Mass Balance on a Hollow Fiber Hemodialyzer.  Arterial blood flows through the lumen of a hollow fiber dialyzer and dialyzing fluid, consisting of water and dissolved salts, flows on the shell side of the dialyzer.  Water and small waste metabolites, mainly urea, creatinine, uric acid and phosphate ions, pass through the hollow fiber membrane walls from the blood to the dialyzing fluid; the purified blood is returned to a vein.  At a given time during a dialysis procedure, a patient's arterial blood flow into the device is 185 mL/min and the venous blood flow out of the device is 183 mL/min.  At the same point in time, the arterial urea concentration is 1.92 mg/mL and that in the spent dialysate is 0.25 mg/mL.  A schematic diagram of the system is shown below.  The dialyzing fluid enters the device at a rate of 975 mL/min.

For this system:

a.  Calculate the concentration of urea in the venous blood and the rates at which urea and water are removed from the blood at this particular point in time.  Use our mass balance problem format please.

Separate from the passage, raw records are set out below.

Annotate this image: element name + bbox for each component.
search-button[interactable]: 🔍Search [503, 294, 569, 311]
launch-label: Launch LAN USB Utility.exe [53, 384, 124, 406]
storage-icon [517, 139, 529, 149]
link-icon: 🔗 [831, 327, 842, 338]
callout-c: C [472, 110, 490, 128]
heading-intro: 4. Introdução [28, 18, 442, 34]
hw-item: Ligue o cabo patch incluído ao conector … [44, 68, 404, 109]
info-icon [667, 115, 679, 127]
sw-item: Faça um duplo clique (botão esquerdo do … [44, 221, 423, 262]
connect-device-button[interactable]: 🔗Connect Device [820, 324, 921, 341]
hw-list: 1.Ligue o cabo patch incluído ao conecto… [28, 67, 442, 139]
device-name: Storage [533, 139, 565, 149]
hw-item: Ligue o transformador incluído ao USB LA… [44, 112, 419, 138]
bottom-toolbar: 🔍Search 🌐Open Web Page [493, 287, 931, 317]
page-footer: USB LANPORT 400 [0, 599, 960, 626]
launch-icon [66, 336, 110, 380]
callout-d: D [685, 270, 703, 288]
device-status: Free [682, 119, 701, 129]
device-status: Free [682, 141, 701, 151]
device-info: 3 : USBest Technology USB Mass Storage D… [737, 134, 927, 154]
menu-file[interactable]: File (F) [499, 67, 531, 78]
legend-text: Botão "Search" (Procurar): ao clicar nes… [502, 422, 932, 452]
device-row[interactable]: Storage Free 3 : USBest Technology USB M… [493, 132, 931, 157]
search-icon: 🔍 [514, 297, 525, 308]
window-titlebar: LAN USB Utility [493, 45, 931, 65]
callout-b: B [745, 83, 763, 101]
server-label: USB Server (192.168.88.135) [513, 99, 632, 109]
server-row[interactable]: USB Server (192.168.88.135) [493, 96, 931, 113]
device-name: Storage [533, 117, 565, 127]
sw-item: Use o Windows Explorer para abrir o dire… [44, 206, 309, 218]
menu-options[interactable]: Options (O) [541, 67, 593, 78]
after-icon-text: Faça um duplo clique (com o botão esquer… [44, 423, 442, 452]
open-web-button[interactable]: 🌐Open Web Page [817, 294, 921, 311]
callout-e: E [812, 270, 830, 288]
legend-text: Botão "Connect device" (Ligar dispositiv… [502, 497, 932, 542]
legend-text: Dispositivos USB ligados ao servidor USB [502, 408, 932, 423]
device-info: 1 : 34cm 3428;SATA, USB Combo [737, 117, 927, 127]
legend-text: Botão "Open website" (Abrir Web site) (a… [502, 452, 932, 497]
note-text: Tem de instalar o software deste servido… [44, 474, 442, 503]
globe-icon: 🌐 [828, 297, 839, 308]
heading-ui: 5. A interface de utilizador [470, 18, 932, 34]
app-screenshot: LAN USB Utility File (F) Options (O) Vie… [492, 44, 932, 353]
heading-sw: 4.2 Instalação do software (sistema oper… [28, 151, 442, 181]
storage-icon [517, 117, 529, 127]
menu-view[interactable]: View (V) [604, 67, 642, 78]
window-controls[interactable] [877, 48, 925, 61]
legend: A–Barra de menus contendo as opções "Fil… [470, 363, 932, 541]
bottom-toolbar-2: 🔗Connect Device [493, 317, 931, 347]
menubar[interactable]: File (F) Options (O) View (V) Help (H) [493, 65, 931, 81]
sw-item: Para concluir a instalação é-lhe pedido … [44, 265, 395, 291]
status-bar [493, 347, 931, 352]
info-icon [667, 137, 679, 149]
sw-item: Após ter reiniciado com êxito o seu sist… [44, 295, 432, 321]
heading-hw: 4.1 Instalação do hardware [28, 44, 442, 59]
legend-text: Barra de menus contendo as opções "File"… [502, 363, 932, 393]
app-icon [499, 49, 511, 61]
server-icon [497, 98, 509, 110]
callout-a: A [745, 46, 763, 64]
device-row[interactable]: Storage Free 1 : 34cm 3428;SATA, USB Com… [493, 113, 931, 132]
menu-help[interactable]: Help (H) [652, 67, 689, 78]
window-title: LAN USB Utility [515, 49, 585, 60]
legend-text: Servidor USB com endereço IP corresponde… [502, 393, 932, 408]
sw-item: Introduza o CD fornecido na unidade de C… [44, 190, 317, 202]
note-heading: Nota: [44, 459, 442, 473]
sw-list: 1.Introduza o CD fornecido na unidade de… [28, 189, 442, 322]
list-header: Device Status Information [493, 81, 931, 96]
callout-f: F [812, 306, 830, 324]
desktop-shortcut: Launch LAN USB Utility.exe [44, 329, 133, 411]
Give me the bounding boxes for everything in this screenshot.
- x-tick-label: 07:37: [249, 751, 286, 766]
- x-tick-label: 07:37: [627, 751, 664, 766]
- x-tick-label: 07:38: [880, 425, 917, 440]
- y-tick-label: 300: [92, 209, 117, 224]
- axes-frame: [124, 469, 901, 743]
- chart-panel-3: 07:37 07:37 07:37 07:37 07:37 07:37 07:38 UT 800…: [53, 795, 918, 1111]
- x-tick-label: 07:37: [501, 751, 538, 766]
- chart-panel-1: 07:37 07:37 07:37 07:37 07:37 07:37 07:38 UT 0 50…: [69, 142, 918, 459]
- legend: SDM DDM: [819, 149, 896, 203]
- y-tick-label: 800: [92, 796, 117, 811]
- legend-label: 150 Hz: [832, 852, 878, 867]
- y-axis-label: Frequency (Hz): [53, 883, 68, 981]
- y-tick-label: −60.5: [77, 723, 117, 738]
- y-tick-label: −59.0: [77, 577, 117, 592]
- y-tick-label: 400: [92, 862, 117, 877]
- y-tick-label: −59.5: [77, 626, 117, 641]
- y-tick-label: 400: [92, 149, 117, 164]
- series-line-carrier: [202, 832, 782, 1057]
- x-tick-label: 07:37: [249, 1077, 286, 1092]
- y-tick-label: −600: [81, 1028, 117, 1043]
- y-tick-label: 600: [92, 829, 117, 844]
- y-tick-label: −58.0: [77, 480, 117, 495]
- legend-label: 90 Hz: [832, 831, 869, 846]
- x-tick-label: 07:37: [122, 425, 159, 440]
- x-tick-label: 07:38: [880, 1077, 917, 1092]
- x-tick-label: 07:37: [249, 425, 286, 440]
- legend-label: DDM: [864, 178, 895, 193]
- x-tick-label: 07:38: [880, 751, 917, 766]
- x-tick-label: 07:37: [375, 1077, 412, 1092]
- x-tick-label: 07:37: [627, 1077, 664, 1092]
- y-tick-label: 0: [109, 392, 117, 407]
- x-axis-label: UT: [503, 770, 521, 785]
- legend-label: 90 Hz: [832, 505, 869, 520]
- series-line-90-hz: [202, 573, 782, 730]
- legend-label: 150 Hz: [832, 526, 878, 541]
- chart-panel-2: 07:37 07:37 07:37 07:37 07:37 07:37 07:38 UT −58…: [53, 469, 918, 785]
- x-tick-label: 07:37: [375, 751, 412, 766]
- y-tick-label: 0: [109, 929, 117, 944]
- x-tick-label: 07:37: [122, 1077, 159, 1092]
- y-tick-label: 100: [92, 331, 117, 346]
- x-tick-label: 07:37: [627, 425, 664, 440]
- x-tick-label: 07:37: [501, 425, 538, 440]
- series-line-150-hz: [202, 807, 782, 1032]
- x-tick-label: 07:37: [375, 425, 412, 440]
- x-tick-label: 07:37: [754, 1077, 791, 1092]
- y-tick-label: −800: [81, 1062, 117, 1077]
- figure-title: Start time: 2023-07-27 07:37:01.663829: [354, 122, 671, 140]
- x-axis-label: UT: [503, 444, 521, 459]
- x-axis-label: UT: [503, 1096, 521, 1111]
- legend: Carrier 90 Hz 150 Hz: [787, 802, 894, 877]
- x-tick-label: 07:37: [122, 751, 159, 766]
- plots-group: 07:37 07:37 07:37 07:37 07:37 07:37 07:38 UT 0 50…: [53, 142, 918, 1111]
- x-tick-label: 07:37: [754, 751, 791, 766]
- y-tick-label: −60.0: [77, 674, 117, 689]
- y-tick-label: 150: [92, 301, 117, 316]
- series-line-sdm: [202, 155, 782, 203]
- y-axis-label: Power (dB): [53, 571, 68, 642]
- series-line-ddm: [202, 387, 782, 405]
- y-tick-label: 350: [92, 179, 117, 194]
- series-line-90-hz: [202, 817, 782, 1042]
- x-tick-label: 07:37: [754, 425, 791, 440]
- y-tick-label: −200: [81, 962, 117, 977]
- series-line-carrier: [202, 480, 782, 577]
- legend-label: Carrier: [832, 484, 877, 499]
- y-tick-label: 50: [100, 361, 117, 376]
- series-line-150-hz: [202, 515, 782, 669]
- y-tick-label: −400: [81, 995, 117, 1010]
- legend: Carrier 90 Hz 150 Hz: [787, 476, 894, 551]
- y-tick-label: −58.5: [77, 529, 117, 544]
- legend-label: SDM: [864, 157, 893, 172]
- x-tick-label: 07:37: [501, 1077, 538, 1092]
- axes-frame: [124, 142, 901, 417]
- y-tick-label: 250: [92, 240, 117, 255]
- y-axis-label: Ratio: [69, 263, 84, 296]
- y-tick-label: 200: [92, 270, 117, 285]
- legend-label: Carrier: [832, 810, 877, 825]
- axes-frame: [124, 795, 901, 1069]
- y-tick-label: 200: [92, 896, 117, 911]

b.  If we want to reduce the patient's urea level from an initial value of 2.95 mg/mL to a final level of 0.60 mg/mL, the total blood volume is 4.9 L and the rate of urea removal is equivalent to that calculated in part (a), how long must the patient be dialyzed? 

5.

Biomechanics – Stride Analysis.  MMD text chapter 10, problem 7.

6.

Biofluid Mechanics – Inviscid Flow.  Assume that the blood enters an aorta with a diameter of 1.0 cm, an average velocity of 55 cm/s (at rest) and an average pressure of 100 mmHg.  Downstream of the aorta inlet is an aneurysm (bulge in the blood vessel) with a diameter of 2.1 cm. What is the pressure in the aneurysm?  Suppose blood velocity at the inlet to the aorta becomes 200 cm/s during vigorous exercise.  What will the pressure in the aneurysm become?  What happens if the aneurysm increases in size?

7.

Biofluid Mechanics – Viscous Flow.  Circulation of a dog. Aorta: 1.0 cm in diameter, 40 cm in length.  Large arteries:  ~40 in number, 0.3 cm in average diameter, 20 cm in average length, 23 cm/s average velocity in large arteries.  Blood: viscosity at high shear rates is ~3.0 cP; density is 1.057 g/cm³.

a.    What is the total volumetric flow rate, in cm³/s, of blood in a dog?

b.    What is the pressure drop, in mmHg, across the length of a large artery in a dog?

c.    What is the average shear rate at the blood vessel wall, in 1/s, of a large artery in a dog?

d.   Determine the average velocity, in cm/s, of the blood in the aorta.

a.    What is a typical value for the Reynolds number in the aorta of a dog?  Is the flow laminar or turbulent?